Background Accumulating evidence indicated that necroptosis plays an essential role in the pathogenesis of inflammatory bowel disease (IBD). The O-linked β-N-acetylglucosaminylation (O-GlcNAcylation) of necroptotic signal molecule receptor-interacting serine-threonine kinase 3 (RIPK3) was reported to exert a protective effect in gut inflammation. Our recent study suggested traditional Chinese herbal formula Wu-Mei-Wan (WMW) as an effective prescription in mouse colitis. However, the potential mechanisms are not fully understood. Considering the crucial role of necroptosis in the pathogenesis of IBD, therefore, this study was designed to explain whether the anti-colitis effect of WMW is mediated by modulating necroptosis and its related mechanisms. Methods The protective effects of WMW on colitis have been determined by detecting colitis mice body weight, disease activity index (DAI), survival rate and colon length. Colonic inflammation was examined by inflammatory cells infiltration and local cytokines levels. After then, we measured the levels of necroptosis and O-GlcNAcylation.

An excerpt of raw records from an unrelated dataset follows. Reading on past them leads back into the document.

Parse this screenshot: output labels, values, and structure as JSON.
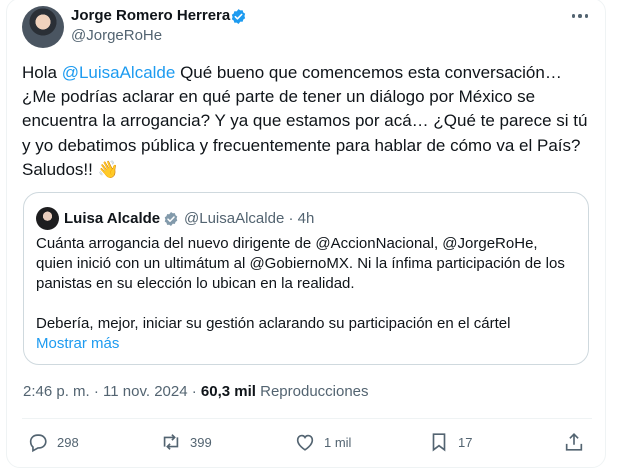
{
  "author": {
    "name": "Jorge Romero Herrera",
    "handle": "@JorgeRoHe"
  },
  "tweet": {
    "greeting": "Hola ",
    "mention": "@LuisaAlcalde",
    "body": " Qué bueno que comencemos esta conversación… ¿Me podrías aclarar en qué parte de tener un diálogo por México se encuentra la arrogancia? Y ya que estamos por acá… ¿Qué te parece si tú y yo debatimos pública y frecuentemente para hablar de cómo va el País?  Saludos!! ",
    "emoji": "👋"
  },
  "quoted": {
    "name": "Luisa Alcalde",
    "handle": "@LuisaAlcalde",
    "time": "4h",
    "paragraph1": "Cuánta arrogancia del nuevo dirigente de @AccionNacional, @JorgeRoHe, quien inició con un ultimátum al @GobiernoMX. Ni la ínfima participación de los panistas en su elección lo ubican en la realidad.",
    "paragraph2": "Debería, mejor, iniciar su gestión aclarando su participación en el cártel",
    "show_more": "Mostrar más"
  },
  "meta": {
    "time": "2:46 p. m.",
    "date": "11 nov. 2024",
    "views_count": "60,3 mil",
    "views_label": "Reproducciones"
  },
  "actions": {
    "replies": "298",
    "reposts": "399",
    "likes": "1 mil",
    "bookmarks": "17"
  },
  "colors": {
    "accent": "#1d9bf0",
    "secondary_text": "#536471",
    "verified": "#1d9bf0"
  }
}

C O-immunoprecipitation experiments were used to address whether elevated O-GlcNAcylation can inhibit necroptotic signal transduction in the treatment of WMW. Finally, the key enzymes in O-GlcNAcylation: O-GlcNAc transferase (OGT) and O-GlcNAcase (OGA) were examined and molecular docking analysis was used to determine effective natural compounds in the regulation on OGT and OGA activities. Results Our results showed that WMW significantly improved mice body weight, survival rate and colon length, decreased DAI in TNBS-induced colitis. WMW obviously alleviated colonic inflammatory responses with reduced macrophages, neutrophils infiltration and local IL-1β, IL-6, TNF-α and IFN-γ levels. It was found that WMW increased colonic O-GlcNAcylation level and inhibited the activation of RIPK1, RIPK3 and MLKL. Then, further experiments revealed that WMW enhanced OGT activity and suppressed OGA activity, thereby increasing RIPK3 O-GlcNAcylation and inhibiting the binding of RIPK3 and MLKL, which led to the inhibition of necroptosis. Additionally, docking analysis demonstrated that hesperidin, coptisine and ginsenoside Rb1 may exert a major role in the regulation on OGT and OGA activities by WMW. Conclusion Our work demonstrated that WMW can alleviate TNBS-induced colitis in mice by inhibiting necroptosis through increasing RIPK3 O-GlcNAcylation.